No fim, o que une todas essas conversas é um mesmo pano de fundo. Nesses dois primeiros dias, o SXSW 2026 parece menos interessado em celebrar o avanço das máquinas e mais empenhado em discutir aquilo que precisa ser restaurado nos humanos. Reparar direção. Reparar vínculos. Reparar o excesso. Reparar a credibilidade. Reparar a capacidade de imaginar futuros habitáveis. Reparar, inclusive, a alegria. Não essa alegria performática, plastificada, mas a alegria como microvitória, como presença, como pequeno florescimento possível num mundo exausto.

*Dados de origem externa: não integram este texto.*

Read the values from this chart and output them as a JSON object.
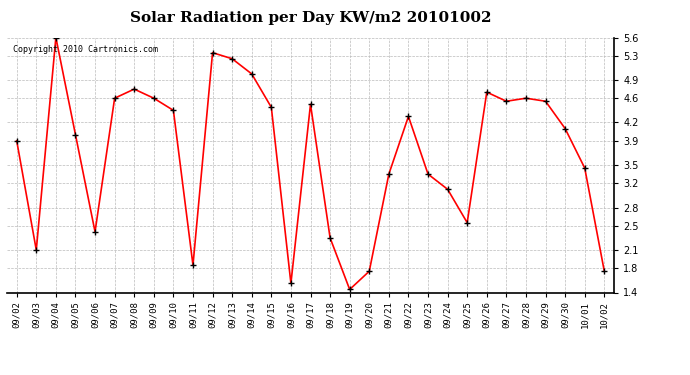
{
  "title": "Solar Radiation per Day KW/m2 20101002",
  "copyright": "Copyright 2010 Cartronics.com",
  "line_color": "#ff0000",
  "marker_color": "#000000",
  "background_color": "#ffffff",
  "grid_color": "#bbbbbb",
  "ylim": [
    1.4,
    5.6
  ],
  "yticks": [
    1.4,
    1.8,
    2.1,
    2.5,
    2.8,
    3.2,
    3.5,
    3.9,
    4.2,
    4.6,
    4.9,
    5.3,
    5.6
  ],
  "dates": [
    "09/02",
    "09/03",
    "09/04",
    "09/05",
    "09/06",
    "09/07",
    "09/08",
    "09/09",
    "09/10",
    "09/11",
    "09/12",
    "09/13",
    "09/14",
    "09/15",
    "09/16",
    "09/17",
    "09/18",
    "09/19",
    "09/20",
    "09/21",
    "09/22",
    "09/23",
    "09/24",
    "09/25",
    "09/26",
    "09/27",
    "09/28",
    "09/29",
    "09/30",
    "10/01",
    "10/02"
  ],
  "values": [
    3.9,
    2.1,
    5.6,
    4.0,
    2.4,
    4.6,
    4.75,
    4.6,
    4.4,
    1.85,
    5.35,
    5.25,
    5.0,
    4.45,
    1.55,
    4.5,
    2.3,
    1.45,
    1.75,
    3.35,
    4.3,
    3.35,
    3.1,
    2.55,
    4.7,
    4.55,
    4.6,
    4.55,
    4.1,
    3.45,
    1.75
  ],
  "title_fontsize": 11,
  "copyright_fontsize": 6,
  "tick_fontsize": 6.5,
  "ytick_fontsize": 7
}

É por isso que me parece cada vez mais claro que a comunicação entrou na era da reparação.

Isso não significa que sua função passe a ser terapêutica no sentido banal ou paternalista do termo. Significa algo mais desafiador. Que ela precisará reaprender a editar ruído, construir clareza, devolver contexto, criar vínculos mais honestos e operar com mais intenção do que impulso. Marcas que continuarem falando apenas na lógica do volume, da ansiedade e da saturação vão soar velhas, mesmo quando usarem a tecnologia mais nova do mercado. A obsolescência agora não é técnica. É simbólica.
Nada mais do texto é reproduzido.